I was pretty sure that Coskey spoke the truth, for in his nervous anxiety to escape Calcraft’s toilet he had actually confessed to me all the particulars of the New Town robbery by which his own pockets had been filled, and which afterwards led to a seven years’ retirement from the scene of his labours.

The hint thus received prepared me for making the worst slip of all I had made in the case. I went to Anderson’s widow to get the number of the watch, and some description by which it might be identified. She could not tell me the number or the maker’s name; she could only say that it had a white dial and black figures, but declared that she would know it out of a thousand by a deep “clour” or indentation on the back of the case.

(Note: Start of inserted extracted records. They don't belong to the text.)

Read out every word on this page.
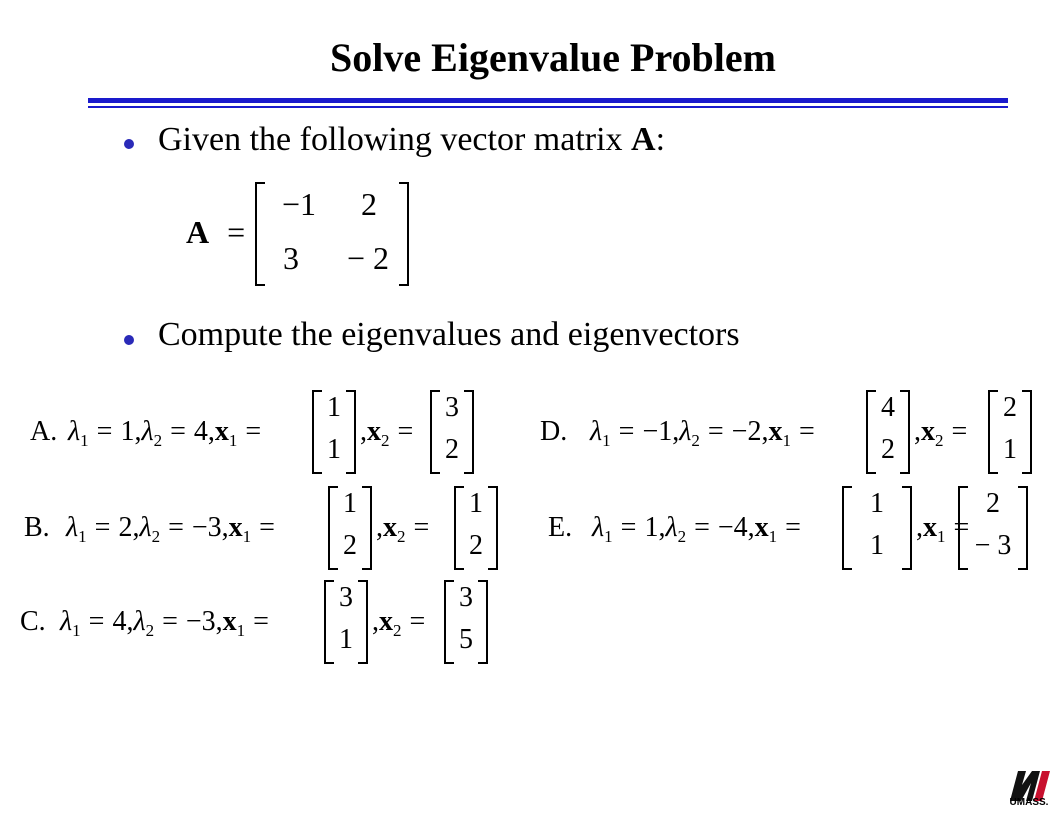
Solve Eigenvalue Problem
Given the following vector matrix A:
A =
−1	2
3	− 2
Compute the eigenvalues and eigenvectors
A. $\lambda_1 = 1,\lambda_2 = 4,x_1$ =
1
1
$,x_2$ =
3
2
B. $\lambda_1 = 2,\lambda_2 = -3,x_1$ =
1
2
$,x_2$ =
1
2
C. $\lambda_1 = 4,\lambda_2 = -3,x_1$ =
3
1
$,x_2$ =
3
5
D. $\lambda_1 = -1,\lambda_2 = -2,x_1$ =
4
2
$,x_2$ =
2
1
E. $\lambda_1 = 1,\lambda_2 = -4,x_1$ =
1
1
$,x_1$ =
2
− 3
UMASS.
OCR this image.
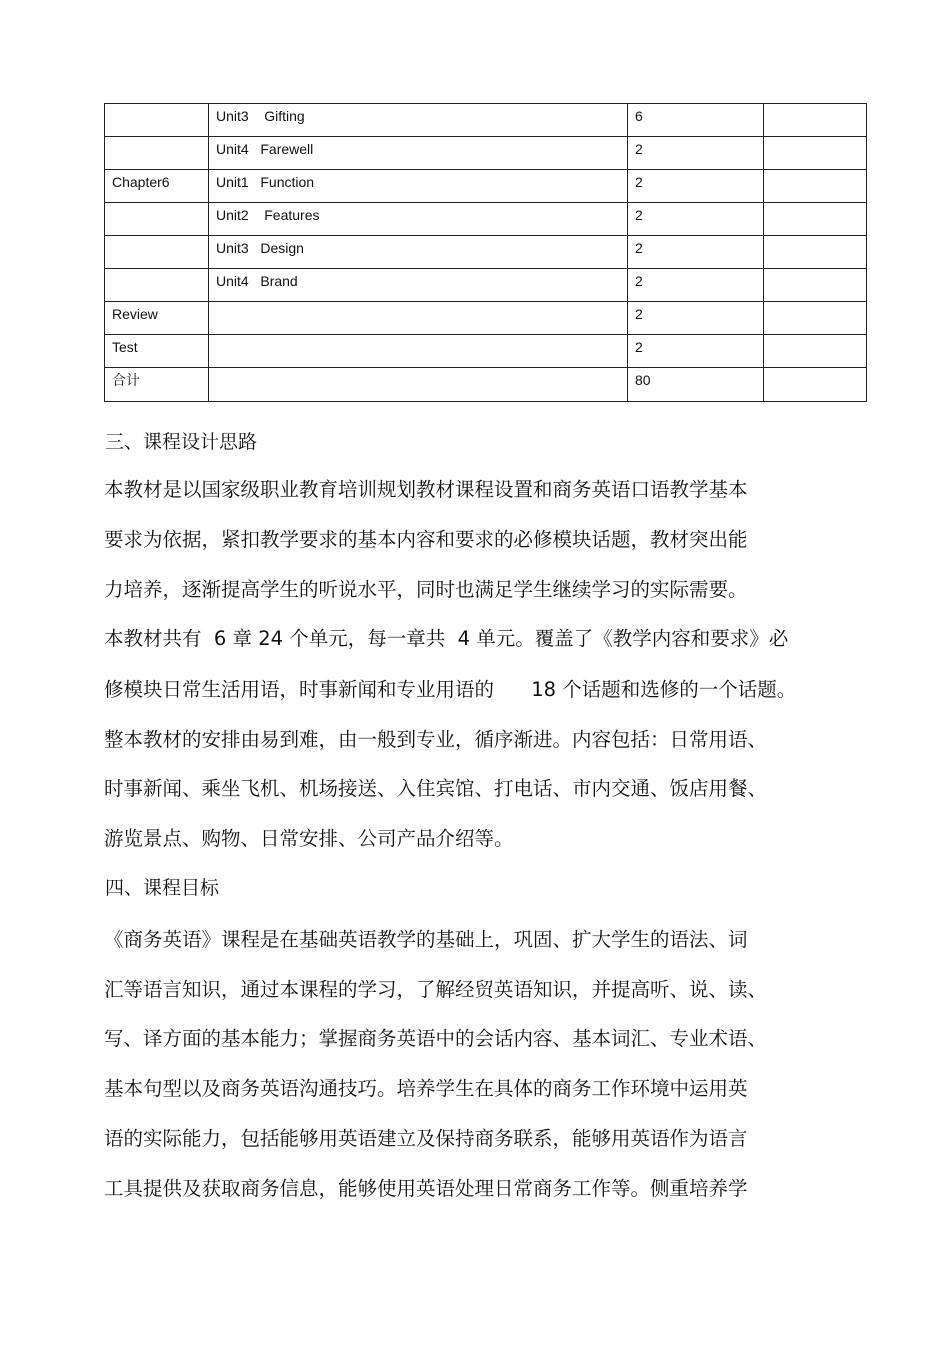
	Unit3    Gifting	6	
	Unit4   Farewell	2	
Chapter6	Unit1   Function	2	
	Unit2    Features	2	
	Unit3   Design	2	
	Unit4   Brand	2	
Review		2	
Test		2	
合计		80	
三、课程设计思路
本教材是以国家级职业教育培训规划教材课程设置和商务英语口语教学基本
要求为依据，紧扣教学要求的基本内容和要求的必修模块话题，教材突出能
力培养，逐渐提高学生的听说水平，同时也满足学生继续学习的实际需要。
本教材共有  6 章 24 个单元，每一章共  4 单元。覆盖了《教学内容和要求》必
修模块日常生活用语，时事新闻和专业用语的      18 个话题和选修的一个话题。
整本教材的安排由易到难，由一般到专业，循序渐进。内容包括：日常用语、
时事新闻、乘坐飞机、机场接送、入住宾馆、打电话、市内交通、饭店用餐、
游览景点、购物、日常安排、公司产品介绍等。
四、课程目标
《商务英语》课程是在基础英语教学的基础上，巩固、扩大学生的语法、词
汇等语言知识，通过本课程的学习，了解经贸英语知识，并提高听、说、读、
写、译方面的基本能力；掌握商务英语中的会话内容、基本词汇、专业术语、
基本句型以及商务英语沟通技巧。培养学生在具体的商务工作环境中运用英
语的实际能力，包括能够用英语建立及保持商务联系，能够用英语作为语言
工具提供及获取商务信息，能够使用英语处理日常商务工作等。侧重培养学
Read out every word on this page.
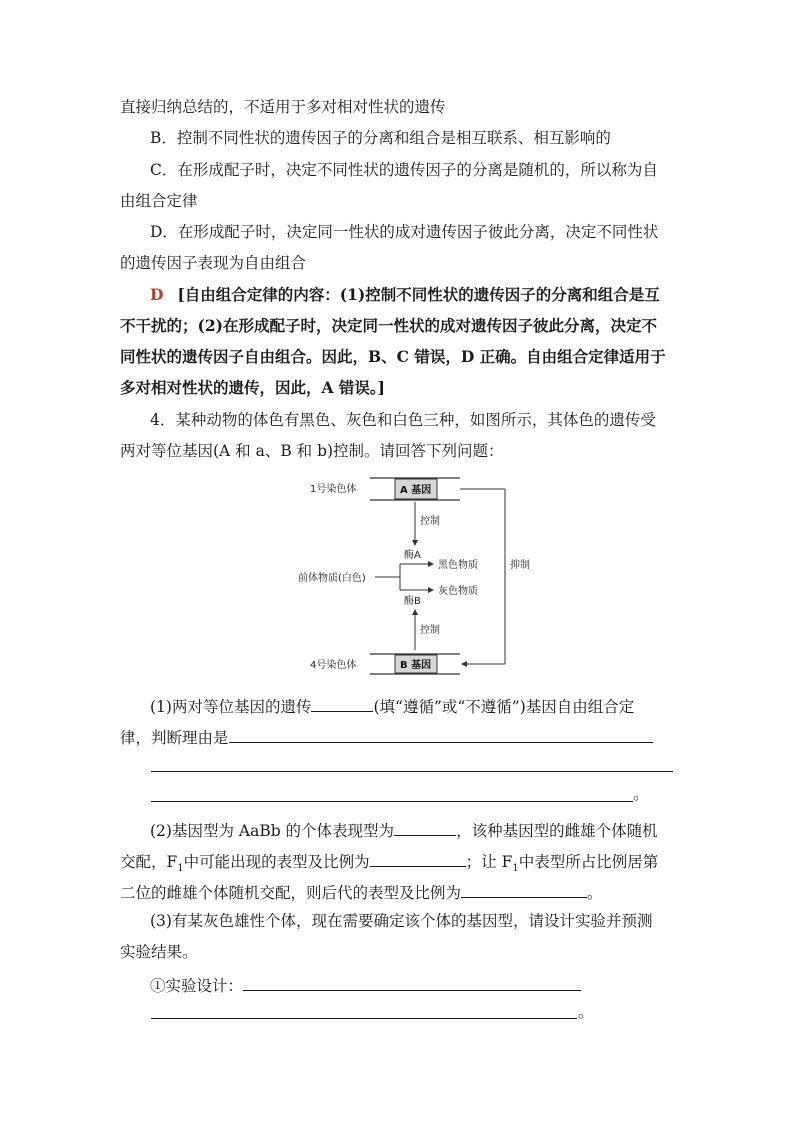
直接归纳总结的，不适用于多对相对性状的遗传
B．控制不同性状的遗传因子的分离和组合是相互联系、相互影响的
C．在形成配子时，决定不同性状的遗传因子的分离是随机的，所以称为自
由组合定律
D．在形成配子时，决定同一性状的成对遗传因子彼此分离，决定不同性状
的遗传因子表现为自由组合
D [自由组合定律的内容：(1)控制不同性状的遗传因子的分离和组合是互
不干扰的；(2)在形成配子时，决定同一性状的成对遗传因子彼此分离，决定不
同性状的遗传因子自由组合。因此，B、C 错误，D 正确。自由组合定律适用于
多对相对性状的遗传，因此，A 错误。]
4．某种动物的体色有黑色、灰色和白色三种，如图所示，其体色的遗传受
两对等位基因(A 和 a、B 和 b)控制。请回答下列问题：
1号染色体	A 基因
控制
酶A
前体物质(白色)
黑色物质
灰色物质
酶B
控制
4号染色体	B 基因
抑制
(1)两对等位基因的遗传	(填“遵循”或“不遵循”)基因自由组合定
律，判断理由是
。
(2)基因型为 AaBb 的个体表现型为	，该种基因型的雌雄个体随机
交配，$F_1$中可能出现的表型及比例为	；让 $F_1$中表型所占比例居第
二位的雌雄个体随机交配，则后代的表型及比例为	。
(3)有某灰色雄性个体，现在需要确定该个体的基因型，请设计实验并预测
实验结果。
①实验设计：
。
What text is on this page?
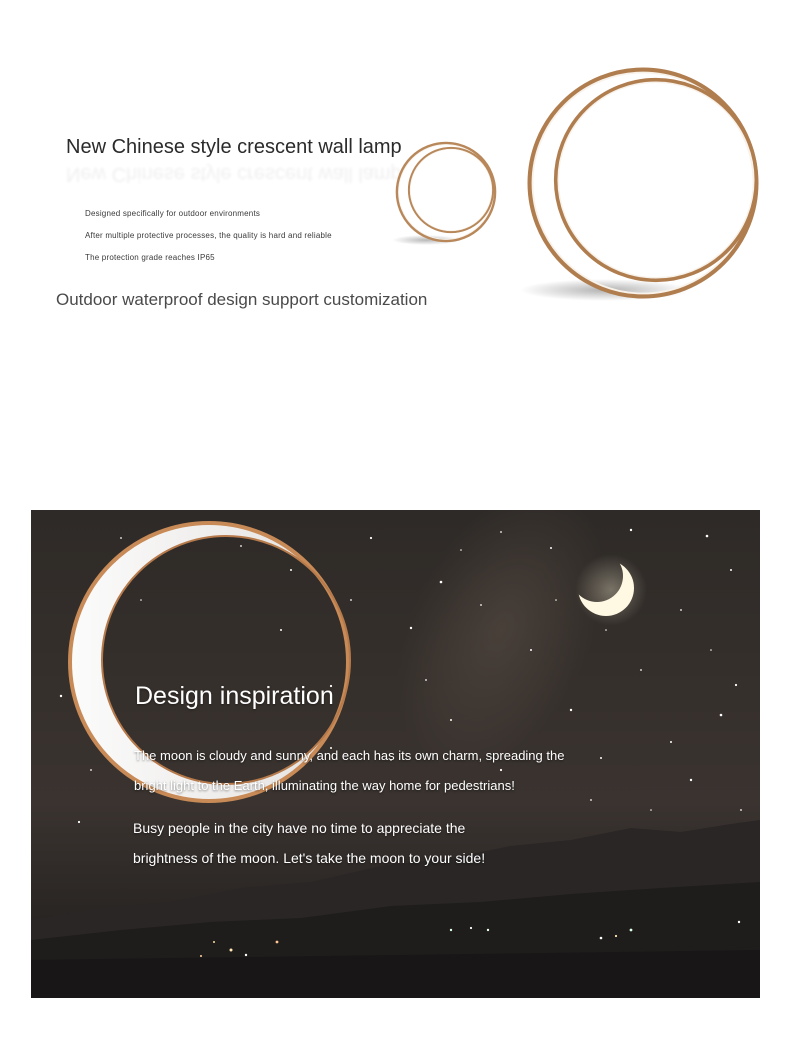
New Chinese style crescent wall lamp
New Chinese style crescent wall lamp
Designed specifically for outdoor environments
After multiple protective processes, the quality is hard and reliable
The protection grade reaches IP65
Outdoor waterproof design support customization
Design inspiration
The moon is cloudy and sunny, and each has its own charm, spreading the
bright light to the Earth, illuminating the way home for pedestrians!
Busy people in the city have no time to appreciate the
brightness of the moon. Let's take the moon to your side!
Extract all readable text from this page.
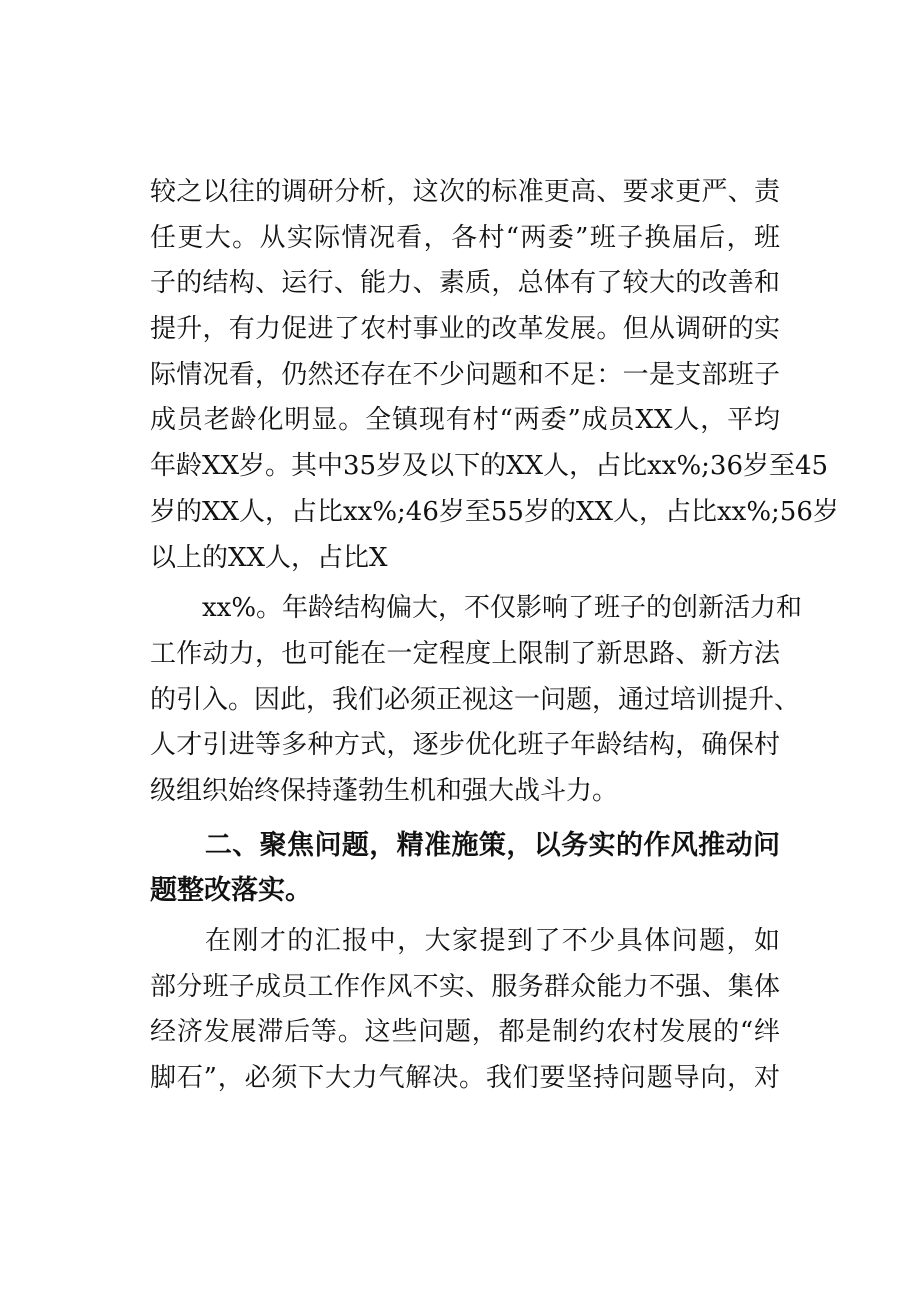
较之以往的调研分析，这次的标准更高、要求更严、责
任更大。从实际情况看，各村“两委”班子换届后，班
子的结构、运行、能力、素质，总体有了较大的改善和
提升，有力促进了农村事业的改革发展。但从调研的实
际情况看，仍然还存在不少问题和不足：一是支部班子
成员老龄化明显。全镇现有村“两委”成员XX人，平均
年龄XX岁。其中35岁及以下的XX人，占比xx%;36岁至45
岁的XX人，占比xx%;46岁至55岁的XX人，占比xx%;56岁
以上的XX人，占比X
　　xx%。年龄结构偏大，不仅影响了班子的创新活力和
工作动力，也可能在一定程度上限制了新思路、新方法
的引入。因此，我们必须正视这一问题，通过培训提升、
人才引进等多种方式，逐步优化班子年龄结构，确保村
级组织始终保持蓬勃生机和强大战斗力。
　　二、聚焦问题，精准施策，以务实的作风推动问
题整改落实。
　　在刚才的汇报中，大家提到了不少具体问题，如
部分班子成员工作作风不实、服务群众能力不强、集体
经济发展滞后等。这些问题，都是制约农村发展的“绊
脚石”，必须下大力气解决。我们要坚持问题导向，对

“I was there when it got the mark,” she said, “and I could never be mistaken if the watch was put before me. A thief might alter the number, but nobody could take out that mark, for we tried it, and the watchmaker could do nothing for it. My man was working hard one day with the watch on, when a customer called to be measured. The waistcoat he wore wasn’t a very bonny one, and he whipped it off in a hurry, forgetting about the watch, which was tugged out, and came bang against the handle of one of his irons. The watch was never a bit the worse, but the case had aye the mark on it—just there,” and the widow, to illustrate her statement, showed me a spot on the back of my own watch, and then so minutely explained the line of the indentation, its length and its depth, that I felt sure that if it came in my way I should be able to identify it as readily as by a number.